Not only was Friedmann denied those requests, but Dalton admitted on the witness stand that he ordered background checks on Friedmann and called the Department of Homeland Security. He even went to Friedmann’s home.

Friedmann says the sheriff is going through great lengths to cover up the misconduct.

“I think that’s very alarming and very disturbing that a law enforcement officer can do a background check, and in this case actually drove in to check my residence in person just because I filed a public records request with his agency,” Friedmann said.

Dalton’s attorney says everything his client has done was to protect the jail.

“Like the sheriff said on the witness stand, if he is not personally familiar with the person requesting or knows that they are a resident, then he has a right – he has an obligation – to make sure they are a resident of the state of Tennessee,” said defense attorney William Haywood.

“The only reason they gave for denying the request is that I had to come in in person, which, again, is a violation of state law.

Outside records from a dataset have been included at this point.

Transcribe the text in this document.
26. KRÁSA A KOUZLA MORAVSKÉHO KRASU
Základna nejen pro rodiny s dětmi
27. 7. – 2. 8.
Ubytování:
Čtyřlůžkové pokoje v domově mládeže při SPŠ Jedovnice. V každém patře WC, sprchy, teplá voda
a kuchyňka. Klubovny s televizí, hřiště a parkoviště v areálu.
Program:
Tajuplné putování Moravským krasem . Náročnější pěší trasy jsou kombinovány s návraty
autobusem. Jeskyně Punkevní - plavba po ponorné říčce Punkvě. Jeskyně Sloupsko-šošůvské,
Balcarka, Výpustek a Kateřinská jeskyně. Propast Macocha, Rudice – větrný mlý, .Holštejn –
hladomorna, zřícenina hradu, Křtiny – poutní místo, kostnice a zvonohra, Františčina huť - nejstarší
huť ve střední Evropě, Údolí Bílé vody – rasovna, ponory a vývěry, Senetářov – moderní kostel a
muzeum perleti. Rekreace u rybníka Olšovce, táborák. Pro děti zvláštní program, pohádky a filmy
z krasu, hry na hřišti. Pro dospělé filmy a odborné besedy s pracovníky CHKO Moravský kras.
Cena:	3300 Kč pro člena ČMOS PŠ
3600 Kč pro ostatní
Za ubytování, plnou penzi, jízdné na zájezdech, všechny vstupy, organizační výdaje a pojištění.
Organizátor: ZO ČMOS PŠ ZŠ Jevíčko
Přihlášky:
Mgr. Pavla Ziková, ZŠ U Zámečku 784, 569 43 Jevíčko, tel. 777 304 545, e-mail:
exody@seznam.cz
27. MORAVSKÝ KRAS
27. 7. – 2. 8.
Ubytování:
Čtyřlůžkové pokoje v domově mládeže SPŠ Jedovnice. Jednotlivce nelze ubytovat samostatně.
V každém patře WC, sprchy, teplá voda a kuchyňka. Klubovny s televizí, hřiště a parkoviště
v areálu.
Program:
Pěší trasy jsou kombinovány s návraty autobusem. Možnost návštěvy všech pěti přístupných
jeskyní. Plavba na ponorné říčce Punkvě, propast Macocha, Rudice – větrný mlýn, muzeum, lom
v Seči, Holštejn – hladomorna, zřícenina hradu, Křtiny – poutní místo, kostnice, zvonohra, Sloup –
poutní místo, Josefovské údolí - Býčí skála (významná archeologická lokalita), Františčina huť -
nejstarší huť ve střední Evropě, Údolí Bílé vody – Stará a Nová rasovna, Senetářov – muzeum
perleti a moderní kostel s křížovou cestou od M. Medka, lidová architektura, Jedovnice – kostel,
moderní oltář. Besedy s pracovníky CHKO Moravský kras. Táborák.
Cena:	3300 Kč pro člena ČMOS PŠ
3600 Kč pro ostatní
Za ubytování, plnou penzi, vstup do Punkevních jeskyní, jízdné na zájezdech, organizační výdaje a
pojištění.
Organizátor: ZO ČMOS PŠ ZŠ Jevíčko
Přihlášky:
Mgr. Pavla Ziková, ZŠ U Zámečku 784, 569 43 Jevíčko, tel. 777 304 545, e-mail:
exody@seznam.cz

And, in fact, the Open Records Council for Tennessee told them that that was not a requirement, and yet they repeatedly cited that as a reason for denying my request,” Friedmann said.

In addition to Friedmann, bail bondsman Mike Farrar said he was denied jail records as well, says WSMV. Frarrar says his motivation is about revealing long-standing problems with how inmates are treated in Marshall County.

“They feed them here just twice a day instead of three meals. They eat at 6 o’clock in the morning and 6 o’clock in the evening only. But they sell commissary here that the sheriff’s department gets commission off of,” Farrar said.

Dalton’s attorney says he no longer questions Friedmann’s rights to have the records and has advised the judge to grant him access. The judge will rule in the next couple of days.